Results show that intensity (i.e., the number of cats sterilized in a given area) is critical to the success of all management methods designed to reduce free-roaming cat populations, and to minimize mortalities of both kittens and adult cats 
This analysis compared management methods in terms of the number of preventable deaths — defined as cats killed and kittens born that die before one year of age — as well as cat population abundance over this period. Computer modeling shows that, over 10 years, taking no action to manage free-roaming cats results in more deaths — especially of kittens — than any other scenario examined, including high-intensity lethal removal efforts.
Management through trap-neuter-return (TNR) can significantly reduce free-roaming cat populations as well as preventable deaths; the best results are achieved with higher-intensity efforts (i.e., sterilizing at least 75% of fertile cats at a given location every six months).
"More than any of the other methods examined, high-intensity TNR achieves a significant reduction in population and maximum reduction in preventable deaths, without resorting to the active removal of cats."
Active and regular removal of cats, especially at higher intensities, produces the most rapid population decline along with moderate reduction in preventable deaths. However, unless all of the cats removed can be adopted, it requires the killing of healthy animals.
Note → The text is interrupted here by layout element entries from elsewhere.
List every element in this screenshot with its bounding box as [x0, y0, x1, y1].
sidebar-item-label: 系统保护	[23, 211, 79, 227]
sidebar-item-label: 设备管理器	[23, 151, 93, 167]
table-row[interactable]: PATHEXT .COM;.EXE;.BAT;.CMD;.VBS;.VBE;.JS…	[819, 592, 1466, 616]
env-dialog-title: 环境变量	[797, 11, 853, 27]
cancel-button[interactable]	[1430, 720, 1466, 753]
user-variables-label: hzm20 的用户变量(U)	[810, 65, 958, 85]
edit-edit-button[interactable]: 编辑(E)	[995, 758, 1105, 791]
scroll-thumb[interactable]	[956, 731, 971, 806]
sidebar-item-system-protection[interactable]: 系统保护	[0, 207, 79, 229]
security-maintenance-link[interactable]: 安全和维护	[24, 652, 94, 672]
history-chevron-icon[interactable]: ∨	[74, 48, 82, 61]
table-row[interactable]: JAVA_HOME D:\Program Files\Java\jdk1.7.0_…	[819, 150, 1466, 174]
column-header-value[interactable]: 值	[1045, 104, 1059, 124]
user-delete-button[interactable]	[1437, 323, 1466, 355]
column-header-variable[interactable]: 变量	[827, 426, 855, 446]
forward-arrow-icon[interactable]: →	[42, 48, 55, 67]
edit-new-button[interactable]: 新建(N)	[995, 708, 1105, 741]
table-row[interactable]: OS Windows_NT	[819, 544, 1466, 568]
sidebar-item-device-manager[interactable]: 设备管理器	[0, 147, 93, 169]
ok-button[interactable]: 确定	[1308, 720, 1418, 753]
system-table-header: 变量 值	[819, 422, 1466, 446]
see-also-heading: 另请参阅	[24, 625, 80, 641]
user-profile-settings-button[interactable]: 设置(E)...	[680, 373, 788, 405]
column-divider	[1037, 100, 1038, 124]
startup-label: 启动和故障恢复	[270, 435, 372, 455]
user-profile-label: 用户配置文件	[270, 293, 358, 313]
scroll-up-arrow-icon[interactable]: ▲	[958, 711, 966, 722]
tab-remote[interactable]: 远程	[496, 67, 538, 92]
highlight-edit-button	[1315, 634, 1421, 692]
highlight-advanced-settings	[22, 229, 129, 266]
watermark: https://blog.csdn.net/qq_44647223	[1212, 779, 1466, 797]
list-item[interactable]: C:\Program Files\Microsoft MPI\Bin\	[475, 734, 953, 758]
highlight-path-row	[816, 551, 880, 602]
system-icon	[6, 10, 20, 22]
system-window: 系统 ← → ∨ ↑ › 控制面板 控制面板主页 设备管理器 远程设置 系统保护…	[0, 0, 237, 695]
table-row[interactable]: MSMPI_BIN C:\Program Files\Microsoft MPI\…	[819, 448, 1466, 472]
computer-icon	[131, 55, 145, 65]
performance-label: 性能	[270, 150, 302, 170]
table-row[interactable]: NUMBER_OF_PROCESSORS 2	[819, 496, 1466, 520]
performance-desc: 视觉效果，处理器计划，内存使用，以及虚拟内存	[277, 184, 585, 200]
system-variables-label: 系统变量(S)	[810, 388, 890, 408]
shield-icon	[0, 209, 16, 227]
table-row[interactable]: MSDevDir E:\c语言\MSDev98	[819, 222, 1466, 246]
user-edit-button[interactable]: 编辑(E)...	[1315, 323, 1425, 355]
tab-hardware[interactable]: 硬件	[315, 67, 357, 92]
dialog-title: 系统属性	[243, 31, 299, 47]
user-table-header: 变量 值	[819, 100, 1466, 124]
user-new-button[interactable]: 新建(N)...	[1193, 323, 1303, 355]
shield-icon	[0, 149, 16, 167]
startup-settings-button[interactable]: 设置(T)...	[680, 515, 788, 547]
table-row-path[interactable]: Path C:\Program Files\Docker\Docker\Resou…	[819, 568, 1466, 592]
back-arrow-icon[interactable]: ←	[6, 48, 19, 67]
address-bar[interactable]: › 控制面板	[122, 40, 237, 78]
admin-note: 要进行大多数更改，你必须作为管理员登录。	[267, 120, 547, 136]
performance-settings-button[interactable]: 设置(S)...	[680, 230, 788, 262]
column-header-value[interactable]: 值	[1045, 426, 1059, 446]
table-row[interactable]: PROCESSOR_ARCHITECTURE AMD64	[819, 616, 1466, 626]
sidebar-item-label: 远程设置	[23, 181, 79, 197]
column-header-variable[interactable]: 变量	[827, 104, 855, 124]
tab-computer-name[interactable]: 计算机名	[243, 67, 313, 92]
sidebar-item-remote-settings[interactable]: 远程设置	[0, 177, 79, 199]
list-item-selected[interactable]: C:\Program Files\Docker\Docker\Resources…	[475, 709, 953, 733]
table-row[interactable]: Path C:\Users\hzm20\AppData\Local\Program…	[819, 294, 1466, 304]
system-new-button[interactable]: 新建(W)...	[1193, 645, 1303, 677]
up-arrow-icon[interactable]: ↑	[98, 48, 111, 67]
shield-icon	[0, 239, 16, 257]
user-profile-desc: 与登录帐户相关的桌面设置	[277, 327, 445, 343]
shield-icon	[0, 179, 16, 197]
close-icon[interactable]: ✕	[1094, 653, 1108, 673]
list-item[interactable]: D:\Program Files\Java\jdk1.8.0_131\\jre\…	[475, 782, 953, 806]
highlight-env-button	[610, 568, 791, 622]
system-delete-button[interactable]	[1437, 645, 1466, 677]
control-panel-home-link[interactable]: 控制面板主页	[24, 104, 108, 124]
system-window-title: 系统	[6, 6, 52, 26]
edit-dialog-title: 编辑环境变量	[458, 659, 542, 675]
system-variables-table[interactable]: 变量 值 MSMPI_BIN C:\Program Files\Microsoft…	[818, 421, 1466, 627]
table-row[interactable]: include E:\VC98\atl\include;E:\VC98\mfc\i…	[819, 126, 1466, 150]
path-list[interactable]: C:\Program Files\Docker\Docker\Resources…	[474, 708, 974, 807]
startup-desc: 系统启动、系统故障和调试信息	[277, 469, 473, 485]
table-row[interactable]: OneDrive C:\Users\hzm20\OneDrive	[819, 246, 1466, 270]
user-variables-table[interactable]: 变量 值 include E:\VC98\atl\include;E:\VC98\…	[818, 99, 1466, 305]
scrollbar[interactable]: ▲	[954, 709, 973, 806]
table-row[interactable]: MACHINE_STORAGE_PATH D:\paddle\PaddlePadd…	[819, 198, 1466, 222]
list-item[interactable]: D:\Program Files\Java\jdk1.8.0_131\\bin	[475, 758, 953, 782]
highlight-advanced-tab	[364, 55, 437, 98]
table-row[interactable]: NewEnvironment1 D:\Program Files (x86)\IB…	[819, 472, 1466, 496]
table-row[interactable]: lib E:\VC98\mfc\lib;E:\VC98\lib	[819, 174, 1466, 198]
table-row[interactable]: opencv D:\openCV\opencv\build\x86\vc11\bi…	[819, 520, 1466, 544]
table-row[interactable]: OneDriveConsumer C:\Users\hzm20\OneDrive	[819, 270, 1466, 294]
Periodic culling (e.g., lethal removal when a population of cats becomes large enough to be considered a nuisance or a threat to wildlife) was shown to be relatively ineffective at reducing free-roaming cat populations and preventing deaths of both kittens and adult cats.
Because TNR can successfully reduce preventable deaths and population abundance at higher intensities — but may perform more poorly than removal at lower intensities — the authors note that “lessons for the animal welfare community are both encouraging and cautionary.”
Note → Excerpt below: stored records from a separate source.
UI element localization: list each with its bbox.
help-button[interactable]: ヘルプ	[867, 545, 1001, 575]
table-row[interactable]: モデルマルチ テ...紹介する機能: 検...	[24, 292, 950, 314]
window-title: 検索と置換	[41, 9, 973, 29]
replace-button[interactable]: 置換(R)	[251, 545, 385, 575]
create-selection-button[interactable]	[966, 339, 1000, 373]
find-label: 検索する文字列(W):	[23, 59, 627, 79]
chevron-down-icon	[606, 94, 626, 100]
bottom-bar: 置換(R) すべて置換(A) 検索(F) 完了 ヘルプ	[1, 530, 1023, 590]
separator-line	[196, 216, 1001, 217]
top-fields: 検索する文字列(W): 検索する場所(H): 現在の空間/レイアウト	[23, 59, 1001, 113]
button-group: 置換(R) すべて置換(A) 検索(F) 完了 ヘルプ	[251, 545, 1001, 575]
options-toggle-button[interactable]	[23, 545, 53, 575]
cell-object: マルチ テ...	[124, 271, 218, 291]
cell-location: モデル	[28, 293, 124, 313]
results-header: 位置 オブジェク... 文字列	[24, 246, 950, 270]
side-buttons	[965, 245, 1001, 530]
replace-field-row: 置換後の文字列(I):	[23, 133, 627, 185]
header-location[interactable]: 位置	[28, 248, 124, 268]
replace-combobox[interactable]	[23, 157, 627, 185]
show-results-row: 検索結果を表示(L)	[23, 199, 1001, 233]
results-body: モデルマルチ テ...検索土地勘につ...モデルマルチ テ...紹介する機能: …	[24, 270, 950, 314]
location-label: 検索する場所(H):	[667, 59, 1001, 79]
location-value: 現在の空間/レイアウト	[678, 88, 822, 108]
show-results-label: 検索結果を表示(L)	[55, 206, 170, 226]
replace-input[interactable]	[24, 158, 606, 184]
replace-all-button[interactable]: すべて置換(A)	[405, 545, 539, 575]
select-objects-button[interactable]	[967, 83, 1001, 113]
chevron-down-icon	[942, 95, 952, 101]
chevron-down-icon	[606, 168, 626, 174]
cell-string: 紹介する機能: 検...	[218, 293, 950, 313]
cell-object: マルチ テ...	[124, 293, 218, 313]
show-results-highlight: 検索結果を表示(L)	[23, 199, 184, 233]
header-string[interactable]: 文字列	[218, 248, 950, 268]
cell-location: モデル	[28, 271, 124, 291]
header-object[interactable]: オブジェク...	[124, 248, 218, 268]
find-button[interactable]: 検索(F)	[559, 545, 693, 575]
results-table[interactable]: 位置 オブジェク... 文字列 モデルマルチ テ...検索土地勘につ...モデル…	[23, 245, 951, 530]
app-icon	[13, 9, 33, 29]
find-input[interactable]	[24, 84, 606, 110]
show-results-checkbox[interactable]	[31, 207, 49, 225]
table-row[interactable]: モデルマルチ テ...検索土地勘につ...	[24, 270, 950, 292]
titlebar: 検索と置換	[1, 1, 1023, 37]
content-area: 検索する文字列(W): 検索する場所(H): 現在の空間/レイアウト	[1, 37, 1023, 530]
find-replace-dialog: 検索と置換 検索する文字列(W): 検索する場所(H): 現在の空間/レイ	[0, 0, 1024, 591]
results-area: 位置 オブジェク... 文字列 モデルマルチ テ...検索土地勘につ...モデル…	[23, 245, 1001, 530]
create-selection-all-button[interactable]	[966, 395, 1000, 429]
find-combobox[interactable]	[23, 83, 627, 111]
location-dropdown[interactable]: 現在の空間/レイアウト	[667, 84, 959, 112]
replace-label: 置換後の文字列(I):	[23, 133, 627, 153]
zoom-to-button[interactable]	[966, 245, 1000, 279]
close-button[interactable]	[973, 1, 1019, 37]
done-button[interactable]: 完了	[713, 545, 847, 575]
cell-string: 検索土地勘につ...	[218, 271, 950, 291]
The model examined management scenarios based on available reproductive biology data; however, the authors note that a number of other factors (e.g., cost effectiveness, feasibility, ethics, etc.) should also be considered in the development of an effective strategy for managing free-roaming cats .
Miller, P.S.; Boone, J.D.; Briggs, J.R.; Lawler, D.F.; Levy, J.K.; Nutter, F.B.; Slater, M.; Zawistowski, S. Simulating Free-Roaming Cat Population Management Options in Open Demographic Environments. PLoS ONE 2014, 9, e113553.
Boone, J.D.; Miller, P.S.; Briggs, J.R.; Benka, V.A.W.; Lawler, D.F.; Slater, M.; Levy, J.K.; Zawistowski, S. A Long-Term Lens: Cumulative Impacts of Free-Roaming Cat Management Strategy and Intensity on Preventable Cat Mortalities. Frontiers in Veterinary Science 2019, 6.